Berlin’s Schaubühne Staging the political

Hamlet production at Berlin’s Schaubühne: long-time ensemble member Lars Eidinger has also made a name for himself as a film actor.
Hamlet production at Berlin’s Schaubühne: long-time ensemble member Lars Eidinger has also made a name for himself as a film actor. | Photo (detail): Arno Declair / Schaubühne am Lehniner Platz

With its three transformable stages, the “Schaubühne at Lehniner Platz” is the largest theatre in West Berlin and features productions on political and socio-political issues by renowned directors.

Making theatre history since the 1960s 

Founded in 1962 as “the Schaubühne at Halleschen Ufer“, the Schaubühne has been committed to reflecting on political and social issues from the very beginning. It began writing theatre history in 1970 at the latest with the arrival of director Peter Stein and a young group of theatre-makers and performers. Working with actors like Bruno Ganz and Otto Sander, Stein developed his own directing style and new forms of theatrical collaboration. 

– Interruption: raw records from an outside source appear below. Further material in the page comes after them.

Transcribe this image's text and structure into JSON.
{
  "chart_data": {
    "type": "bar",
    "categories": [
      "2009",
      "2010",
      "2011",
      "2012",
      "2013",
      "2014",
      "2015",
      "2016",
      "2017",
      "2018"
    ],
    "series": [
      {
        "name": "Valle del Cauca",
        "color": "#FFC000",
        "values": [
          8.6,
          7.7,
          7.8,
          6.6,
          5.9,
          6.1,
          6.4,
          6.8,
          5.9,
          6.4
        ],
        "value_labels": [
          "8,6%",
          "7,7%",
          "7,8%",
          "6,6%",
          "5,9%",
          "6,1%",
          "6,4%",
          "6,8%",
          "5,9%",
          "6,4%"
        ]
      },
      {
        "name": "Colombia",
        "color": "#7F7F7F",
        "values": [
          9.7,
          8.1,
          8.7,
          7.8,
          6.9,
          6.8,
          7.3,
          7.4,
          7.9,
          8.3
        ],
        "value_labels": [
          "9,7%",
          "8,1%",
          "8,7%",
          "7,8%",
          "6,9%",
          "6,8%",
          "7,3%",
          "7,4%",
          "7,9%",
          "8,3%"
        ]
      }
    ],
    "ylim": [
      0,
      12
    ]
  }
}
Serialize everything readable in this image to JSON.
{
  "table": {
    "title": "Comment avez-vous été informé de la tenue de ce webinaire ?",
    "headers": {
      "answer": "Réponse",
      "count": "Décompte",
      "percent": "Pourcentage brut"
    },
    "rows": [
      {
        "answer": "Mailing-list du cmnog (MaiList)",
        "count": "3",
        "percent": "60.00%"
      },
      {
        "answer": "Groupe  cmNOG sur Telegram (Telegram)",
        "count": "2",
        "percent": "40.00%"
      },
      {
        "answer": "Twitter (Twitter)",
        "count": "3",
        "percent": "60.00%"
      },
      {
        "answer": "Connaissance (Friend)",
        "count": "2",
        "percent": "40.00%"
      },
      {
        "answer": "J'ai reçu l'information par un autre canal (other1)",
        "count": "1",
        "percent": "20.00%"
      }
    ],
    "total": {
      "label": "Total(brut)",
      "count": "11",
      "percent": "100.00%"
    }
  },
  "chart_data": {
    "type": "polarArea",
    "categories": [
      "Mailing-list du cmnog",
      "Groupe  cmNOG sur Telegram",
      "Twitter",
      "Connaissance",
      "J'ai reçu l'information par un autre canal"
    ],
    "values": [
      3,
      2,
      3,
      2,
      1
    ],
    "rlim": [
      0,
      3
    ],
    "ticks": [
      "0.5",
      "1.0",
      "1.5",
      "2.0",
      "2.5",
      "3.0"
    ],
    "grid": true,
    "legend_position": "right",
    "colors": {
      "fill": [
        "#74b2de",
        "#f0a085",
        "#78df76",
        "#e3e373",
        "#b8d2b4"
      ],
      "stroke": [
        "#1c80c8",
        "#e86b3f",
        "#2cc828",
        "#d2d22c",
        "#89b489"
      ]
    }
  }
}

In 1981 the theatre moved into a listed building on the upper Kurfürstendamm designed by Erich Mendelsohn. Originally a large cinema, the main room flexibly converts into as many as three smaller theatres as needed. Directors like Milo Rau, Falk Richter, Mina Salehpour, Lilja Rupprecht, Herbert Fritsch and Patrick Wengenroth have worked here. Directors also come from abroad to work on individual productions, including Rodrigo García, Angélica Liddell and Katie Mitchell. The theatre’s artistic director since 1999, Thomas Ostermeier, staged pieces as well. Every year numerous awards bear witness to the Schaubühne’s success and stature.
The Schaubühne moved into a listed former cinema in Berlin-Wilmersdorf in 1981. The Schaubühne moved into a listed former cinema in Berlin-Wilmersdorf in 1981. | Photo: Gianmarco Bresadola / Schaubühne am Lehniner Platz

Classical, contemporary, controversial

At least ten performances premiere at the Schaubühne each season, where works from a repertoire of more than thirty contemporary and classical pieces alternately take the stage. The schedule features experimental, musical and dance theatre. The Schaubühne has also organised the Streitraum series since 2000, where scientists, politicians, artists and authors explore individual aspects of a current topic in panel discussions. Publicist Carolin Emcke has moderated and curated the series since 2004.

Permanent ensemble with star appeal

Since 1999, the Schaubühne has had a permanent ensemble, a circle that consistently expands with new talent. The core of the troupe includes thespians such as Lars Eidinger, Jörg Hartmann, Ursina Lardi, Nina Kunzendorf, Hans-Jochen Wagner and Mark Waschke, who have also made names for themselves on television. 

International reputation: guest performances and festivals 

The Schaubühne tours the world with its plays, and holds around a hundred performances outside Germany every year, including at major international theatre festivals such as the Salzburg Festival, the Festival d'Avignon and the Festival Internacional de Buenos Aires. Few German theatres have such an impressive international presence. Since 2000, the Schaubühne has also hosted the annual Festival Internationale Neue Dramatik (FIND), at which renowned theatre-makers and talented newcomers present their work. The festival's workshop programme provides a forum for acting, directing and dramaturgy students from all over the world.